Again, it's a matter of taste, and whether the text is likely to change.   

-----Original Message-----
From: bmorris@ca.ibm.com [mailto:bmorris@ca.ibm.com]
Sent: Tuesday, June 20, 2000 4:02 PM
To: RPG400-L@midrange.com
Subject: Re: Text on report





>Date: Tue, 20 Jun 2000 11:44:41 -0700
>From: Jim Langston <jlangston@conexfreight.com>
>
>I have a report to generate that has quite a bit of text on it.
>A whole paragraph, basically.
>
>My question is, how do you feel would be the best way to get
>this long text data into my program to print on the page?
>There are a number of ways I could do it, including puting
>it in a file, then opening it and reading it a line at a
>time into a variable and printing it out.  Or I could do a
>Compile time array and stick it on the bottom of my program.
> ...

Jim, unless you're absolutely positive you'll never want to to
change the text, put it in a file, and just read it line by line.
If you use an array, you have to worry about the exact number
of lines (too many, and you get an error; too few, and you
have to make sure you don't print a blank line).

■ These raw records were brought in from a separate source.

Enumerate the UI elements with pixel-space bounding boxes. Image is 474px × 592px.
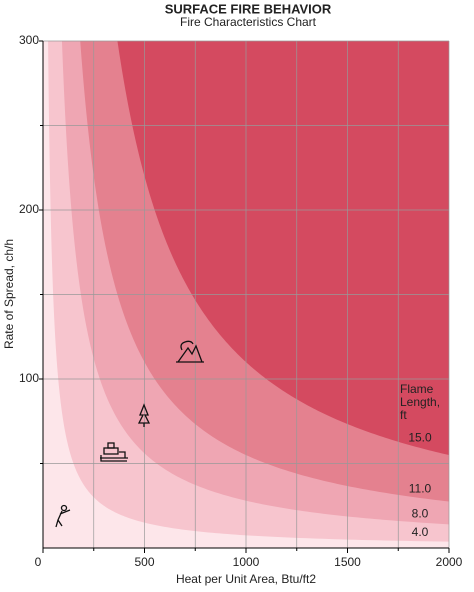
y-axis-label: Rate of Spread, ch/h: [2, 239, 16, 349]
legend-title: ft: [400, 408, 407, 422]
y-tick-label: 100: [19, 371, 39, 385]
x-tick-label: 2000: [436, 555, 463, 569]
icons: [55, 340, 204, 528]
legend-label: 11.0: [409, 481, 432, 495]
flame-length-zone: [117, 41, 450, 456]
y-tick-label: 200: [19, 202, 39, 216]
x-axis-label: Heat per Unit Area, Btu/ft2: [176, 572, 316, 586]
y-tick-label: 300: [19, 33, 39, 47]
firefighter-icon: [55, 504, 71, 528]
plot-area: 0 500 1000 1500 2000 100 200 300: [19, 33, 463, 569]
chart-subtitle: Fire Characteristics Chart: [180, 15, 317, 29]
x-tick-label: 1000: [233, 555, 260, 569]
legend-title: Length,: [400, 395, 440, 409]
legend-label: 4.0: [412, 525, 429, 539]
tree-icon: [137, 403, 151, 427]
x-tick-label: 0: [35, 555, 42, 569]
legend-title: Flame: [400, 382, 434, 396]
x-tick-label: 500: [134, 555, 154, 569]
dozer-icon: [100, 442, 128, 462]
chart-title: SURFACE FIRE BEHAVIOR: [165, 1, 332, 16]
x-tick-label: 1500: [334, 555, 361, 569]
legend-label: 15.0: [408, 431, 432, 445]
fire-icon: [176, 340, 204, 363]
legend-label: 8.0: [412, 506, 429, 520]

I'm not sure what the folks suggesting named constants or EVAL
had in mind, but it seems to me that if you code the text as
a single long string, you would have to write extra code to
re-separate it into lines.

>There is another type of array, I think, where I could
>create the file and then load the array with the
>information at run time from the file, though
>I've never done that before.
> ...

What you're referring to here is called a pre-run array.  These
are ok for reading things like messages or month-names where the
number of elements is well-defined, but for text that has a
varying number of lines, they're awkward.